The day before Chartres

Come November I made a swift and functional circuit to Chartres and Le Mans for two dealer’s markets. I stayed in budget hotels near the exhibition parks, where the parking spaces filled overnight with white vans.

It was a straight forward drive down from Le Havre to Chartres. As I walked across a narrow stone bridge into the medieval town, a kingfisher flashed along the river Eure and sat for a moment on an overhanging branch. Half-timbered buildings stood by the water and flat bottomed boats were moored up alongside decks and low balconies. Cobbled streets had taken the names of the spinning, hide tanning and dyeing trades once established there: rue des Fileurs, rue des Tanneurs, quai des Teinturiers.
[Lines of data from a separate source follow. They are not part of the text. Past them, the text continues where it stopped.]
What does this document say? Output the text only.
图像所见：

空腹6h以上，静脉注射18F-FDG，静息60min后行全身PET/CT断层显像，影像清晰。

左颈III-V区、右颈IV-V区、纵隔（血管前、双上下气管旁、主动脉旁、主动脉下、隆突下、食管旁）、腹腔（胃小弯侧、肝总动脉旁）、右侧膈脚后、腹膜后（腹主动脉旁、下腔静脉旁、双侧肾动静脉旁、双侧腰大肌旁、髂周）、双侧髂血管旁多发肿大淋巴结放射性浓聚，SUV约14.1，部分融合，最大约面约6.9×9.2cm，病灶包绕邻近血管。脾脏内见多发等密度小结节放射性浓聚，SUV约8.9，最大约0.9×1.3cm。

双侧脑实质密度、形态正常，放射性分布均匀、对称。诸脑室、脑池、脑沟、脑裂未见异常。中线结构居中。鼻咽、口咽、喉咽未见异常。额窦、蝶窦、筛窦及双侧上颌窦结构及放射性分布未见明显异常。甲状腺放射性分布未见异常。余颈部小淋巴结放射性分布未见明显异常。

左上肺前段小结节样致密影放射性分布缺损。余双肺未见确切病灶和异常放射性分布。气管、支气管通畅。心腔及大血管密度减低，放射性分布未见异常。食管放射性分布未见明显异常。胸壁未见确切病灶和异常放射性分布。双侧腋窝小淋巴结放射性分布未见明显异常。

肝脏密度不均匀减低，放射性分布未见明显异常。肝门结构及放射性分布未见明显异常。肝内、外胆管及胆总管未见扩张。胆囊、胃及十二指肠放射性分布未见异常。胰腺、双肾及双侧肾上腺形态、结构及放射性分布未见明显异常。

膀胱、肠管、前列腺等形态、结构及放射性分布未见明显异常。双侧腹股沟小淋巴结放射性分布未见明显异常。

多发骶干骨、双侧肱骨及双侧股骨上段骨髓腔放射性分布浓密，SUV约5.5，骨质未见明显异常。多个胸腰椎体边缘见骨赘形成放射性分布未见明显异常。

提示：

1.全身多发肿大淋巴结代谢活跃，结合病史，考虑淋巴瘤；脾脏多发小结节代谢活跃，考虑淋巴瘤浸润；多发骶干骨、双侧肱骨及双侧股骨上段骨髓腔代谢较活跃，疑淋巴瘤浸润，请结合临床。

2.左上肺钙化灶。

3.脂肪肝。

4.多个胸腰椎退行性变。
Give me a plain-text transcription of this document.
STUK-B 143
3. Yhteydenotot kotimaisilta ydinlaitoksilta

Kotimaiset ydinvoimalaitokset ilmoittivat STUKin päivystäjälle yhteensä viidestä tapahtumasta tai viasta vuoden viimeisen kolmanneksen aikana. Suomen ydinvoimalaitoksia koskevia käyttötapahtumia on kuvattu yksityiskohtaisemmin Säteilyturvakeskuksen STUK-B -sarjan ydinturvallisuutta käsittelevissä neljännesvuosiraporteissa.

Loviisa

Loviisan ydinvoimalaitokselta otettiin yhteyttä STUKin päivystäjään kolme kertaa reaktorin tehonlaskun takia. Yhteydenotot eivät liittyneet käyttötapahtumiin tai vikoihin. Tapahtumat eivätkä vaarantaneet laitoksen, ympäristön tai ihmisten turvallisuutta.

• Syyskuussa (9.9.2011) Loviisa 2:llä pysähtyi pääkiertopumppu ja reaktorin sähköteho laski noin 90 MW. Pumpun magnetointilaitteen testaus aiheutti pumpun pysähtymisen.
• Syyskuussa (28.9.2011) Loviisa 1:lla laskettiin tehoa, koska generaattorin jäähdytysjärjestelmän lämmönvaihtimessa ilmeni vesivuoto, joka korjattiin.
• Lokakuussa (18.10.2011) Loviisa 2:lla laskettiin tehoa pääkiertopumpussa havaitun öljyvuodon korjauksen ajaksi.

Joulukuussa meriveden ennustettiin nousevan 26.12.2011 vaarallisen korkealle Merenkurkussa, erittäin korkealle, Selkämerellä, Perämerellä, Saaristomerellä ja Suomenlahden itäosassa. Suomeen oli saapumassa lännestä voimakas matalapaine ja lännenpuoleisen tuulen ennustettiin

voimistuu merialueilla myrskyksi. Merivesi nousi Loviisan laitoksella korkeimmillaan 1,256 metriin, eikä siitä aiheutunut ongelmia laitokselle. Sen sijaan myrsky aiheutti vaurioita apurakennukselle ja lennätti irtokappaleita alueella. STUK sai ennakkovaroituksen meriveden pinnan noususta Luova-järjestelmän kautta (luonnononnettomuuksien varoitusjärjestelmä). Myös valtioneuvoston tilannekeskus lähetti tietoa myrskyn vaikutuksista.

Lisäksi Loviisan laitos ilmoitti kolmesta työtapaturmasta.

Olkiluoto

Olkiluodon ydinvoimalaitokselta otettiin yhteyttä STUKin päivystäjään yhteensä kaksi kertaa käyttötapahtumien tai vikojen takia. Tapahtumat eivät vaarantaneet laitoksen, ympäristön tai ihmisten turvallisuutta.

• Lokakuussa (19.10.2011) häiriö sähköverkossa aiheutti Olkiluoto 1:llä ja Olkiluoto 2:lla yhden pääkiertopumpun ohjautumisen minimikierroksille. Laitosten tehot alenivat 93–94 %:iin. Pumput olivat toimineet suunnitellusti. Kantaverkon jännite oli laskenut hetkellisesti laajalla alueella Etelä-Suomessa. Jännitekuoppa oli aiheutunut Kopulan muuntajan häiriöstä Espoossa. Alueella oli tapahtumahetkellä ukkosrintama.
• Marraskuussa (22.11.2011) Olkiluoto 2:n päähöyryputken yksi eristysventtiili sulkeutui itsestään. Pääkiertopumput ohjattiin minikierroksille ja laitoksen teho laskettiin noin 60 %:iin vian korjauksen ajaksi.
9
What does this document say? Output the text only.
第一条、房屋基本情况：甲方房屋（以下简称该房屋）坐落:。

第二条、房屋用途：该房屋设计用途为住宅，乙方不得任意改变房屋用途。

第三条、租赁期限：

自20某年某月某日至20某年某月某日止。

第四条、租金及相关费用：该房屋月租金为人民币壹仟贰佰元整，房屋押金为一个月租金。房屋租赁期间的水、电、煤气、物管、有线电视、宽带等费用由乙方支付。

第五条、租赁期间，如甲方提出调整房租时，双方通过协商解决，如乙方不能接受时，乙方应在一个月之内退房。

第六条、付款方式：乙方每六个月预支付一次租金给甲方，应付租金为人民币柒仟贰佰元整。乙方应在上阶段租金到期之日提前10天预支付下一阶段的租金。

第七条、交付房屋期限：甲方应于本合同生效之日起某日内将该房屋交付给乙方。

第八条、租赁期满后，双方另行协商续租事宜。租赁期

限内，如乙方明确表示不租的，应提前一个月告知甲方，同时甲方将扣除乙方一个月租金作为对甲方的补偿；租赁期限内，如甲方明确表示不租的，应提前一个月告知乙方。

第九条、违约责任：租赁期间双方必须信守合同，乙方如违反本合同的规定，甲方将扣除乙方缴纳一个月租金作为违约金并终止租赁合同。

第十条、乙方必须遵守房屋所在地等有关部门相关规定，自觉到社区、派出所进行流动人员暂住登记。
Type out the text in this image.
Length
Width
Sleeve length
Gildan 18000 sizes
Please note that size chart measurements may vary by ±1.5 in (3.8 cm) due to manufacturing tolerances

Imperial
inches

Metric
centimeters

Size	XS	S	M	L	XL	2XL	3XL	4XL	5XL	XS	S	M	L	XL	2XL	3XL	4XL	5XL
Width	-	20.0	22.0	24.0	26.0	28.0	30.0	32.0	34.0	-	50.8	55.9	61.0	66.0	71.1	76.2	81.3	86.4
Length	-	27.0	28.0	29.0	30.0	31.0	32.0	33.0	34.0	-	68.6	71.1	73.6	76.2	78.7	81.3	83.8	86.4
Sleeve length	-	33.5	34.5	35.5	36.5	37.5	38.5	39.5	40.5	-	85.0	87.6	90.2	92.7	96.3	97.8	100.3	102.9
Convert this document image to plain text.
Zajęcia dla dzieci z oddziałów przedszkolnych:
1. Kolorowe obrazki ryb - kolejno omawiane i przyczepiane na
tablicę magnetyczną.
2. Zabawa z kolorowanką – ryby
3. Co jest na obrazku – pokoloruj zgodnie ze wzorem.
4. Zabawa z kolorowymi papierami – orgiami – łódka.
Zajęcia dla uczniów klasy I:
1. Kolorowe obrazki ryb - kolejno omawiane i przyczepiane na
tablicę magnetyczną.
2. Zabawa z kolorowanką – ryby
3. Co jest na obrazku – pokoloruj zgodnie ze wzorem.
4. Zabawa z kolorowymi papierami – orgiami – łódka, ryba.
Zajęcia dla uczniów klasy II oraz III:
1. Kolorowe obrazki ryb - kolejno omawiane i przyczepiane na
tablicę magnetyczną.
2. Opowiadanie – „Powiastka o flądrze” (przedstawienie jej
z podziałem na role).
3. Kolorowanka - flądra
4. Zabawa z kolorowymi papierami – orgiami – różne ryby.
The magnificent cathedral pulsed with so much history and emotion that I could only gaze and breathe it in. Inside, much of the cathedral was caught in deep shadow except for metal racks of votive lights, bright in blue or red containers. A handful of dark silhouettes wandered around. The deep, resonant echo of a chair scraped back bounced around the cold fourteenth century pillars. A whispered conversation became ageless in this soaring space.

I emerged into dusk. Through tall, gilded metal gates, the lights were still on in the Musée des Beaux Arts, once the Episcopal Palace. I was too late though, the museum would be closing in a few minutes. Walking around the Musée onto the parvis, the terrace overlooking the old town below, I managed a glimpse through large illuminated windows of beautiful paintings hanging in the museum offices. Then, at a couple of minutes after five o’clock the lights were flicked off and that was that. I stood for a while on the terrace, haunting in its simplicity with its allée of lime trees and rows of park benches, until night settled in. Nearby stood Le Serpente. I was glad of the warmth and brightness of this cosy brasserie opposite the cathedral with window cills, lintels and shelves full of vintage coffee pots and teapots. Making my way back, down cobbled, traffic-free streets, I peered through security grilles into the windows of closed antique shops, and drank in the quiet atmosphere of the place.